“C’era una mano nell’oscurità…

… e impugnava un coltello.”

Neil Gaiman, Il figlio del cimitero, Mondadori 2009

Tutto, in questa storia, fin dall’incipit (“C’era una mano nell’oscurità, e impugnava un coltello”) dice con immediatezza trattarsi di una storia per bambini. La percezione  viene confermata dal desiderio che afferra il lettore, subitaneo, del suono di una voce che narri – cupa, profonda;  mentre ci si ritrova a (aver desiderio di) leggere a voce alta, a desiderare di raccontare una favola a noi stessi.

Nel mentre, si ascolta, come venisse dalla pagina, una voce, e avremo occhi spalancati  di bambino mentre l’orecchio attende di ascoltare una gioiosa paura.

È bella l’attesa infantile della paura, rasserenata dal piacere di saperla qualcosa di <reale> perché costruita proprio per noi; e insieme dal sapere che quella voce, che narra, è un’assicurazione sulla vita: nel bel tempo in cui la paura – questa paura – potrà essere solo goduta, e sconfitta. Divenendo – dicono, ma anche non fosse, sarà stato ugualmente bello viverla – addestramento alla vita, esperienza a costo zero e anzi, con piacere aggiunto.

La storia: un breve antefatto, che sta ancora accadendo, è proprio allora accaduto: una mano armata di coltello ha ucciso, nella casa, in una notte di luna velata dalla nebbia, un padre una madre e la loro figlia. Resta da uccidere solo un bambino, il più piccolo, che dorme nella culla, nella sua cameretta: e solo allora un uomo, chiamato Jack, avrà completato il suo lavoro.
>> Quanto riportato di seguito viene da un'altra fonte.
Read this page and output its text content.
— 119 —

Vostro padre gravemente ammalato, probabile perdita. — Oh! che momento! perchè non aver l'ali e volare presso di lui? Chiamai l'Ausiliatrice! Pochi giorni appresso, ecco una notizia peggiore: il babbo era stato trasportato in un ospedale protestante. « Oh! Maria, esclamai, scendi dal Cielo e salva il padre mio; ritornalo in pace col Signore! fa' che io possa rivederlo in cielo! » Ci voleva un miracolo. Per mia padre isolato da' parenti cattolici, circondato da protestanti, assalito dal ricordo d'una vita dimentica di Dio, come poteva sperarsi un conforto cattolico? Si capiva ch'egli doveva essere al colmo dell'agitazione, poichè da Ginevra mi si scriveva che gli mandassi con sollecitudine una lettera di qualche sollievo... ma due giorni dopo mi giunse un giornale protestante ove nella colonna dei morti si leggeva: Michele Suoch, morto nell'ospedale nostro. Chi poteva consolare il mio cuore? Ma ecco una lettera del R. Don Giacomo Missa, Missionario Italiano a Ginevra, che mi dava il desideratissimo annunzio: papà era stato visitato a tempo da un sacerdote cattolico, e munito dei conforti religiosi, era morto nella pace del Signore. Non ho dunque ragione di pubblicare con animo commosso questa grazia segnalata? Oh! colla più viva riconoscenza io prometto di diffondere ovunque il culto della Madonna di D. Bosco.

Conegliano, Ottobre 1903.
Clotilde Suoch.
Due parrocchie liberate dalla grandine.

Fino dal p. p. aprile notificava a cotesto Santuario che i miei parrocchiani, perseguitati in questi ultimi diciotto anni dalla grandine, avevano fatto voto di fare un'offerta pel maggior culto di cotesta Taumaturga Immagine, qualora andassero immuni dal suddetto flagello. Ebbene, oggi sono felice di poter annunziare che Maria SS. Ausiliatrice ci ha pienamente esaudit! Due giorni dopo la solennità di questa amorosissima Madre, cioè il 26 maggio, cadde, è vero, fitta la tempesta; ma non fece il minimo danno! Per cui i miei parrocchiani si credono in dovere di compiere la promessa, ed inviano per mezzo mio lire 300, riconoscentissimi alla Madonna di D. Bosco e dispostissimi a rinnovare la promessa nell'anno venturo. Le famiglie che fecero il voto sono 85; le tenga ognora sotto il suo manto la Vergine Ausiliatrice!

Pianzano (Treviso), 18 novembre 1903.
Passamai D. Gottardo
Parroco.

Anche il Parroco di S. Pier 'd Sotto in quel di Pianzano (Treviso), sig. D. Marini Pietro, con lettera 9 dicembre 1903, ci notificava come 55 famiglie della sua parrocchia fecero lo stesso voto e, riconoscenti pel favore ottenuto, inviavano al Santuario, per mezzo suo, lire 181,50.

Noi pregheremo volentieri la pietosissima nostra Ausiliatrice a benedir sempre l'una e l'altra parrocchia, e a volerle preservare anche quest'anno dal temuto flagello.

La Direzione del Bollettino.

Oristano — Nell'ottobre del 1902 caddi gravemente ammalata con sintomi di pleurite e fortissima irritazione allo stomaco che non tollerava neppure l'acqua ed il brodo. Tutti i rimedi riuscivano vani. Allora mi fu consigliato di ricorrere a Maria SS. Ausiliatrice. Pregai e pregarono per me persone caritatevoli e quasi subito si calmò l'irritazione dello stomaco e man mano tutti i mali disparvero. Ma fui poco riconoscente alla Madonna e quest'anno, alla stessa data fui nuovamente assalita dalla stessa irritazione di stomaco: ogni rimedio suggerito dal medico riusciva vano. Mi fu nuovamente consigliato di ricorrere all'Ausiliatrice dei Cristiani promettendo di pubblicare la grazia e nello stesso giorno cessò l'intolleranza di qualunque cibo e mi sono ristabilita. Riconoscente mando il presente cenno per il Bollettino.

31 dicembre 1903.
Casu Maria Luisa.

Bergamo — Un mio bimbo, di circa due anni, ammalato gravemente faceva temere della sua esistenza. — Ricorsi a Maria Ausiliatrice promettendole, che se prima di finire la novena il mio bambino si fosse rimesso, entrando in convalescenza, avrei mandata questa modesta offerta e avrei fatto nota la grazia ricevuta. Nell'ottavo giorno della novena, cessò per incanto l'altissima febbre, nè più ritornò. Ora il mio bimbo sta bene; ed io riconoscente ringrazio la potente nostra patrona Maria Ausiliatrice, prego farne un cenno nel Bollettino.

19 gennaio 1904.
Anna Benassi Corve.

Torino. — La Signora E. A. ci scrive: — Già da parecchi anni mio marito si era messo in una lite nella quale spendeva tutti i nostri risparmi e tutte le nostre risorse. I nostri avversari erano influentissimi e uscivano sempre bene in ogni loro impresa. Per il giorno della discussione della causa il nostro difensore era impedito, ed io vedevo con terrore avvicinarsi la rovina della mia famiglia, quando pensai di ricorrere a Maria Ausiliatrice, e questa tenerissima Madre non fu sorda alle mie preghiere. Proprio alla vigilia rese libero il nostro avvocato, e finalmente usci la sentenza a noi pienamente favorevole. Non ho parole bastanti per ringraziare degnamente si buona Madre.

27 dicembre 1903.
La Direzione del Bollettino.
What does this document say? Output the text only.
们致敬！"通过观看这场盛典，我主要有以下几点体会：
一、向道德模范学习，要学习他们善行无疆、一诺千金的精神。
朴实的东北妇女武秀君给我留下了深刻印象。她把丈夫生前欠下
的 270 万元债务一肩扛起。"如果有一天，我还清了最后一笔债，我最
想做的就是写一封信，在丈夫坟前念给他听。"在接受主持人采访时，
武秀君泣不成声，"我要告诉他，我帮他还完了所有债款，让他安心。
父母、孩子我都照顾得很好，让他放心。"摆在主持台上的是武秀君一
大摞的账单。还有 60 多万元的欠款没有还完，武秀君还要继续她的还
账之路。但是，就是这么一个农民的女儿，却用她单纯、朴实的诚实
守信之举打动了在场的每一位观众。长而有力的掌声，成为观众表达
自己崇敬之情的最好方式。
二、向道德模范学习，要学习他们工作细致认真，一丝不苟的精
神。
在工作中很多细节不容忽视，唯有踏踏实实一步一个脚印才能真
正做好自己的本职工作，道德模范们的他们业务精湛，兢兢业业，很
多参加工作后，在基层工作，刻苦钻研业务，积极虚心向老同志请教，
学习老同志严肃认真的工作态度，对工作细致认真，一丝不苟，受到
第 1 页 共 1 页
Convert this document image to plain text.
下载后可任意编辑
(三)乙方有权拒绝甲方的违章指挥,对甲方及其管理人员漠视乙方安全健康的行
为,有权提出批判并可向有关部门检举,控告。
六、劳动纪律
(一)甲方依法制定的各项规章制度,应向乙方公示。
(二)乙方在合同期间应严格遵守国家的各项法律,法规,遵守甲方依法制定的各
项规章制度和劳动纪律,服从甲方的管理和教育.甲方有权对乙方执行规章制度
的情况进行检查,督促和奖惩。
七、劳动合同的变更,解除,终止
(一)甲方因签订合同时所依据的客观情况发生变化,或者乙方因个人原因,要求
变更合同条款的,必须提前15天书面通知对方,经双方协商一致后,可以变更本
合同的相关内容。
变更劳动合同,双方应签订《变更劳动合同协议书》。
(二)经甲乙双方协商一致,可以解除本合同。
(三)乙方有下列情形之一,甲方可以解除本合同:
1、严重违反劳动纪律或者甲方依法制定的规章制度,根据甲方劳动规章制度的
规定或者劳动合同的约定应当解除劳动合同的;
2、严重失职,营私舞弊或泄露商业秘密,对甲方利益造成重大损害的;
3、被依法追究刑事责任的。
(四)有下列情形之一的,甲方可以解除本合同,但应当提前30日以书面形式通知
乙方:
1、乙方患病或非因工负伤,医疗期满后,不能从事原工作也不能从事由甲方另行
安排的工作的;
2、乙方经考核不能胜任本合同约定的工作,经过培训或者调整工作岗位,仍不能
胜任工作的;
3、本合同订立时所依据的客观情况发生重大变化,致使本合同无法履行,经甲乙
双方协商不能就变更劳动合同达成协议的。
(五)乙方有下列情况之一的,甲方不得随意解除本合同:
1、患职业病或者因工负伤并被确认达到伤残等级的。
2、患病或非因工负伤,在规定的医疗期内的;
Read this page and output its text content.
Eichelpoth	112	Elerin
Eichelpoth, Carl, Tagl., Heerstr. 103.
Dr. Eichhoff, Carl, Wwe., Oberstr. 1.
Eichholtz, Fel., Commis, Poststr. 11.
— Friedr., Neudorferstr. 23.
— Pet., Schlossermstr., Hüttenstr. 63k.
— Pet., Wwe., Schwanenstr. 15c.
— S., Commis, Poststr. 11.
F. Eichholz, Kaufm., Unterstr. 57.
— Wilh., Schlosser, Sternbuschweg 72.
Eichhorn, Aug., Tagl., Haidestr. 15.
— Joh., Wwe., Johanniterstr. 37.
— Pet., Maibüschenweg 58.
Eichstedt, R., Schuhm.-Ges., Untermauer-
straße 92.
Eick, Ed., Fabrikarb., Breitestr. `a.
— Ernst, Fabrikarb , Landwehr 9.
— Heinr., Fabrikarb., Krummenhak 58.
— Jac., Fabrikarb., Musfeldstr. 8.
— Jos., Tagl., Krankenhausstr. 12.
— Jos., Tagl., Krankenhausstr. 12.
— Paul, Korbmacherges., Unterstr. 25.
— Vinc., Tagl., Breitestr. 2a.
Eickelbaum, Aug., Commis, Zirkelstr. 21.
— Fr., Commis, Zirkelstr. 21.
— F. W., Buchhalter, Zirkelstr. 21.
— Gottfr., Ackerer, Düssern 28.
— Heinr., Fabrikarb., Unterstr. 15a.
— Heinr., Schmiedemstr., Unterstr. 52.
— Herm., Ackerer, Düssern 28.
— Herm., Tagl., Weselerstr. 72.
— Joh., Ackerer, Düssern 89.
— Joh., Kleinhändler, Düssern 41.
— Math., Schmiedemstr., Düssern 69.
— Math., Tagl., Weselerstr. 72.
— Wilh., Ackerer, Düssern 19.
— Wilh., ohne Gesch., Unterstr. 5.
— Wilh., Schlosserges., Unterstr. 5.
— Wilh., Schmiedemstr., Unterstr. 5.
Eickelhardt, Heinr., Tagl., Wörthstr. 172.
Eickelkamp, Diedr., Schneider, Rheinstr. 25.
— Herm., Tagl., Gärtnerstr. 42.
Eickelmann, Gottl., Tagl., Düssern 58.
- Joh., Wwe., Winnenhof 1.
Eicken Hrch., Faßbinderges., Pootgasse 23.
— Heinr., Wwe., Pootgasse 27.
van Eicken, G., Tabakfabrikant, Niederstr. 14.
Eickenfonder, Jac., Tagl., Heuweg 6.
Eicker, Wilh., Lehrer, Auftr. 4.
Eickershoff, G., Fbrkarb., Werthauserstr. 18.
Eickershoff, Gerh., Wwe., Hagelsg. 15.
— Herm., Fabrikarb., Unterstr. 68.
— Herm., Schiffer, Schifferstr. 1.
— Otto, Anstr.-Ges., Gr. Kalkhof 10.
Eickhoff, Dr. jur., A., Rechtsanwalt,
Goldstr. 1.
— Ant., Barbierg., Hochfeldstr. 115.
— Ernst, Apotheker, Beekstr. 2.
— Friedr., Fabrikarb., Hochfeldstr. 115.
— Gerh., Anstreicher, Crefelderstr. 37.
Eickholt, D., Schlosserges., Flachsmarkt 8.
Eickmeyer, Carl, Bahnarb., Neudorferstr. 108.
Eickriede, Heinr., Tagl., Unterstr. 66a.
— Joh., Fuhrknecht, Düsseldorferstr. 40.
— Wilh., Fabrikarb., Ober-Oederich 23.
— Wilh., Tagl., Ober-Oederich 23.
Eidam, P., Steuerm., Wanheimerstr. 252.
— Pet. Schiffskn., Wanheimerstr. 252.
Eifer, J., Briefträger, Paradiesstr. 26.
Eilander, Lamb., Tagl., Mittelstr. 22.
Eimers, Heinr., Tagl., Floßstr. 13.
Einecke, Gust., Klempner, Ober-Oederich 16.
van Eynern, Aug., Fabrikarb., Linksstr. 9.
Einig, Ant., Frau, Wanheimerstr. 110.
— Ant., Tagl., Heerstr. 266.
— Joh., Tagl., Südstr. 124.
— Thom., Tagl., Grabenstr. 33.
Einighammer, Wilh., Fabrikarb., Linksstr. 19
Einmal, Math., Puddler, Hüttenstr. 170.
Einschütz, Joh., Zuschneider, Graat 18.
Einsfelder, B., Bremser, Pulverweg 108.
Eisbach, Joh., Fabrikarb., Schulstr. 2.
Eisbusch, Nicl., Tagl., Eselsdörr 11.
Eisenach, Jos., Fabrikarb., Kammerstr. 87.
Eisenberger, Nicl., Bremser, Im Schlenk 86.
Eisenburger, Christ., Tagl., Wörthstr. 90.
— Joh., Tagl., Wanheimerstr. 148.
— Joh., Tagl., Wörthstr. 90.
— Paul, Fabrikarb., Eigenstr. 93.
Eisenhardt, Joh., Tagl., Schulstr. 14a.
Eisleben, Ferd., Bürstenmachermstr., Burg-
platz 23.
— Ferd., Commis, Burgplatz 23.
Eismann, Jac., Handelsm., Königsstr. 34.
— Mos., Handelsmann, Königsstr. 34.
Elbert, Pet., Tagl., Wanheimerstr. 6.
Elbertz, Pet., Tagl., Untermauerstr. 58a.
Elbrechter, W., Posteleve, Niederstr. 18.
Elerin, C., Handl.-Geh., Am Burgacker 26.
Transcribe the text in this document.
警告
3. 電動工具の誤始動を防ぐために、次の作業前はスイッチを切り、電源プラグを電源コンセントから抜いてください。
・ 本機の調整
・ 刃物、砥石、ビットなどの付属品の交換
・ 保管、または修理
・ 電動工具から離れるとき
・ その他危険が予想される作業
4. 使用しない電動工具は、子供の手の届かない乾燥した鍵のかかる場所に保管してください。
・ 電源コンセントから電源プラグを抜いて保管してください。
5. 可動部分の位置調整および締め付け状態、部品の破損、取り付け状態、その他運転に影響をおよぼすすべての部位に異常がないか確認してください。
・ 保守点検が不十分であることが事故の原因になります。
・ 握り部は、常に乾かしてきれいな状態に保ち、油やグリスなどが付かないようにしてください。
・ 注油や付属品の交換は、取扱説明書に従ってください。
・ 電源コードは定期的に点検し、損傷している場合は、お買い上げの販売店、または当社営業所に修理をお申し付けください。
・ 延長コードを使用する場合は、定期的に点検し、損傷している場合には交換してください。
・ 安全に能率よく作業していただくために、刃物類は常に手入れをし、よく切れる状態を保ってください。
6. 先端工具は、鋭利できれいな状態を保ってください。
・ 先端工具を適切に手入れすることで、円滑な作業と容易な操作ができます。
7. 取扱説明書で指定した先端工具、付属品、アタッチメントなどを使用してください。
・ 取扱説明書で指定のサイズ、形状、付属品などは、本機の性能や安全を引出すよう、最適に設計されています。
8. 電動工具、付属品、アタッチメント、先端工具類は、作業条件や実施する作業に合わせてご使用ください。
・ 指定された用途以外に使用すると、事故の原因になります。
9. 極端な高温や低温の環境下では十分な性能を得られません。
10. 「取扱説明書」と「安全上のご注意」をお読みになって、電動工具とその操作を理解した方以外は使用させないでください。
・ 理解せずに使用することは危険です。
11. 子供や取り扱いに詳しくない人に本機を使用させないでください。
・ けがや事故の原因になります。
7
Non c’è un perché, per ciò che sta accadendo: non ancora, e neppure importa.

Il Jack assassino ha operato nel silenzio; si è mosso nel buio, alla sola luce della luna, ma qualcosa ha svegliato la piccola peste, disperazione della mamma e del papà  “perché non si era mai visto un bimbo a cui piacesse tanto gironzolare, arrampicarsi dappertutto, intrufolarsi e spuntar fuori da ogni dove”.

Il piccolo troverà il modo di uscire dalla sua accogliente prigione a sbarre, la sua età non contempla ancora la paura, e di lì…

“Sgattaiolò fuori dalla cameretta.

Gli scalini che salivano erano un affare complicato e non era ancora riuscito a venirne del tutto a capo. Quelli che scendevano invece, aveva scoperto, erano uno scherzo. Li scese sedendosi e saltando di gradino in gradino sul culetto ben imbottito. Succhiava il ciuccio di gomma, quello che la madre aveva appena cominciato a dirgli che era ora di abbandonare.

Saltellando sul sedere giù per le scale il pannolino si allentò, e quando il piccolo raggiunse l’ultimo gradino, quando raggiunse il piccolo ingresso e si alzò, il pannolino gli cadde giù. Il bimbo fece un passetto e se ne liberò. Ora non indossava altro che la camiciola per la nanna…la porta che dava sulla strada era aperta e invitante…

…la nebbia gli si avviluppava intorno come l’abbraccio di un amico smarrito da tempo. Quindi, prima esitante e poi sempre più rapido e sicuro, cominciò a caracollare verso la cima della collina.”

La paura per chi legge, per chi narra, non c’è più. Proprio come non c’era stata per il piccolo: di cosa dovrebbe stupirsi un bimbetto per il quale tutto il mondo è nuovo, se non felicemente di tutto e di nulla?

Ora chi legge, chi ascolta, è immerso nella nebbia – non di un sogno, no, di un passaggio ad un mondo dove è di casa la poesia; che si fa realtà.

Là sulla collina, …

… “si vedevano la cappella funeraria abbandonata, i cancelli di ferro chiusi dal lucchetto, l’edera che si avviluppava intorno a una guglia, un alberello che spuntava da sopra le grondaie, all’altezza del tetto.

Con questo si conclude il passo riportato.